Chronic Insomnia Disorder (CID) is a highly prevalent sleep disorder, affecting approximately 24% of the adult population. It is characterized by persistent difficulties in sleep initiation, sleep maintenance, or early morning awakening, accompanied by significant daytime functional impairments such as fatigue, inattention, mood disturbances, and cognitive decline. CID is highly comorbid with anxiety and depression and has been identified as a potential risk factor for cardiovascular disease, imposing a substantial burden on patients' quality of life, social functioning, and the public health system. Currently, although Cognitive Behavioral Therapy for Insomnia (CBT-I) is recommended as the first-line treatment, it has limitations including limited accessibility and high demands on patient adherence. Pharmacological treatments, while rapid in onset, face issues such as dependency risks, side effects, and insufficient improvement in sleep continuity. In recent years, repetitive Transcranial Magnetic Stimulation (rTMS), as a non-invasive neuromodulation technique, has shown potential in treating CID. However, its precise neuromodulatory mechanisms remain unclear, and there is a lack of predictive tools for treatment response based on objective brain function indicators. functional Near-Infrared Spectroscopy (fNIRS), with its portability, resistance to interference, and good spatiotemporal resolution, offers a new technological approach for investigating cortical functional changes and identifying biomarkers of treatment response.
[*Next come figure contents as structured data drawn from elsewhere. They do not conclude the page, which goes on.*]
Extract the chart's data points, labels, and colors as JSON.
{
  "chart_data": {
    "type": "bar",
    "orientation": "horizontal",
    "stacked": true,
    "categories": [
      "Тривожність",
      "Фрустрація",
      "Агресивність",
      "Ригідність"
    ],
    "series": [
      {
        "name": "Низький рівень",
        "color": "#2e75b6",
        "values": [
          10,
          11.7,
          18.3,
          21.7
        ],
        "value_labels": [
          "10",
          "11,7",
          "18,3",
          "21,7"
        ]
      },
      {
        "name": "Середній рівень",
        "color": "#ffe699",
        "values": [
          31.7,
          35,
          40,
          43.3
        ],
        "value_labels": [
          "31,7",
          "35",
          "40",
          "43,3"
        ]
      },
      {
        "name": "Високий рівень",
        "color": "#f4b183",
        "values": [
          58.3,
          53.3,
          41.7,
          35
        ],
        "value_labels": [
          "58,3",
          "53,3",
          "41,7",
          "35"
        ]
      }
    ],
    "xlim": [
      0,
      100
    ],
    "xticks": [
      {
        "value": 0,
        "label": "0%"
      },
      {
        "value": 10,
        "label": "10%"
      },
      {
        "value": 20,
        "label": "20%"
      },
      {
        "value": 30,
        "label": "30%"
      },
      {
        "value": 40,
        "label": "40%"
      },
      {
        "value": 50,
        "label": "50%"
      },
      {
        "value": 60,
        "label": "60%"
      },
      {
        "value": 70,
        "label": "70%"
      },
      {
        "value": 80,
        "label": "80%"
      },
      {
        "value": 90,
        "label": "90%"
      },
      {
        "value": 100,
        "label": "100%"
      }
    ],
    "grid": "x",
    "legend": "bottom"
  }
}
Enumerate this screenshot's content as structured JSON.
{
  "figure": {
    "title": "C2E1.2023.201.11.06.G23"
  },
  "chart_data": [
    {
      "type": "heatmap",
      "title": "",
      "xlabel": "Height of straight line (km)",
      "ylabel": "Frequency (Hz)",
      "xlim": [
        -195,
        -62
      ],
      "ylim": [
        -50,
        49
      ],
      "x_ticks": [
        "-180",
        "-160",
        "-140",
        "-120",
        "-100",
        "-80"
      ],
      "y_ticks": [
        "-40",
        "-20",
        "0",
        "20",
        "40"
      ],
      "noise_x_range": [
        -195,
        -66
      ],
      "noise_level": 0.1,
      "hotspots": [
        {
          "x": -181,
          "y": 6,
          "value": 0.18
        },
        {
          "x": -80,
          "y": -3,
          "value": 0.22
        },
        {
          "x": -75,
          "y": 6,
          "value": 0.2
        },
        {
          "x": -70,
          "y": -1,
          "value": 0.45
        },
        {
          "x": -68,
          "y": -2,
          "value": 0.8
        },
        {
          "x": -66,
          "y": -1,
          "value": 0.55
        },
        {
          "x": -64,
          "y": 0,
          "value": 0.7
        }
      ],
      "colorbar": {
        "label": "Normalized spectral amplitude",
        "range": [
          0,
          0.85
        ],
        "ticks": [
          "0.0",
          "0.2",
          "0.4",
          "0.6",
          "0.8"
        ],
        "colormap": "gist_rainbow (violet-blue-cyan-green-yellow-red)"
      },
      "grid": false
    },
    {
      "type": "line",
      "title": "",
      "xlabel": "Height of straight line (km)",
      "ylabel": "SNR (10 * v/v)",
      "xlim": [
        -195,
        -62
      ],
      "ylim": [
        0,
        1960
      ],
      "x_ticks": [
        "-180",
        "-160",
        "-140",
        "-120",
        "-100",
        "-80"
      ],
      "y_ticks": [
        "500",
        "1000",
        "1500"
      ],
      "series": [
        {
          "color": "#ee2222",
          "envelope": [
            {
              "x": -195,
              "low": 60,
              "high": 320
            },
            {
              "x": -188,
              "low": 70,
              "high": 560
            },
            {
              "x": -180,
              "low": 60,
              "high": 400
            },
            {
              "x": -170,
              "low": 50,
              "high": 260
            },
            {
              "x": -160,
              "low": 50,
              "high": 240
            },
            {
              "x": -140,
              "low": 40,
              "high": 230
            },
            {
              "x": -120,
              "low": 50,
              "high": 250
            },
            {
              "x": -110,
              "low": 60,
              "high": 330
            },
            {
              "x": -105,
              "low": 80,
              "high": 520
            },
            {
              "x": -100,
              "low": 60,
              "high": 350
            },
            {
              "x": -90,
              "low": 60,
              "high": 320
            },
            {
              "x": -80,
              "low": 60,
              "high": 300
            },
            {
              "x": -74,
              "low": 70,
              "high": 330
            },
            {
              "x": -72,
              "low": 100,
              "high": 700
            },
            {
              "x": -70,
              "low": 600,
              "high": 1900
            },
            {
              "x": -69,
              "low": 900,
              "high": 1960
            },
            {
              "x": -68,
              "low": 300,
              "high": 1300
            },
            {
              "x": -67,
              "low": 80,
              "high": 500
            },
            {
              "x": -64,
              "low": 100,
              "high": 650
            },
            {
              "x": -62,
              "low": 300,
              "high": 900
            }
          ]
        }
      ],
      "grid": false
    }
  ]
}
Based on the "hyperarousal" theory of CID, this study aims to systematically evaluate the clinical efficacy and safety of low-frequency rTMS targeting the right dorsolateral prefrontal cortex (DLPFC) combined with zolpidem for CID through a randomized controlled trial design; to elucidate the neural mechanisms of rTMS in modulating brain activity using fNIRS from both task-state and resting-state perspectives; and to explore potential biomarkers based on baseline fNIRS features for predicting individualized treatment response.

A total of 84 patients with CID were enrolled and randomly assigned to either the rTMS group (n=40) or the control group (n=44). All patients received 10 mg of zolpidem nightly. The rTMS group additionally underwent two weeks (5 sessions/week) of 1 Hz rTMS applied to the right DLPFC (stimulation intensity at 80% resting motor threshold, 1200 pulses per session). Clinical scale data, including the Pittsburgh Sleep Quality Index (PSQI) and Insomnia Severity Index (ISI), and fNIRS brain function data (including resting-state and Verbal Fluency Task, VFT) were collected before and after the treatment period. Repeated measures ANOVA was used to evaluate inter-group efficacy differences. Neural mechanisms were analyzed through changes in fNIRS metrics. Responder analysis (PSQI reduction rate ≥ 50%) was employed to explore the predictive value of baseline brain function characteristics.

1. Clinical Efficacy: The rTMS group showed significantly superior time-by-group interaction effects compared to the control group in PSQI total score, sleep duration, sleep efficiency, sleep disturbance, and ISI total score (p < 0.05). Unique within-group improvements were observed in the rTMS group for the daytime dysfunction and sleep disturbance sub-items. rTMS was well-tolerated, with only mild adverse reactions reported.

2. Neural Mechanisms: Following rTMS treatment, patients demonstrated significantly increased activation in the left DLPFC during the VFT. In the resting state, significant decreases in the amplitude of low-frequency fluctuations (ALFF) were observed in the right DLPFC and the right frontopolar area (FPA). Furthermore, functional connectivity was significantly decreased between the right DLPFC-left Broca's area and the left FPA-left Broca's area (all p < 0.05, FDR corrected).

3. Efficacy Prediction: Treatment responders (n=15) were characterized at baseline by higher task-state activation levels in the left DLPFC region and lower resting-state ALFF values in the right DLPFC region. Both of these baseline metrics were significantly correlated with the degree of PSQI improvement (p < 0.05).

Low-frequency rTMS targeting the right DLPFC can safely and effectively improve sleep quality and daytime function in patients with CID, serving as a valuable adjunct to existing pharmacotherapy. Its neural mechanism may involve a dual-pathway "inhibition-compensation" regulation: inhibiting right prefrontal hyperarousal and associated aberrant functional connectivity on one hand, while enhancing compensatory activation of the left prefrontal cortex during executive function tasks on the other. Baseline fNIRS features (high left DLPFC task-state activation, low right DLPFC resting-state activity) show promise as objective biomarkers for predicting rTMS efficacy, providing a theoretical basis and practical reference for precision neuromodulation therapy in CID.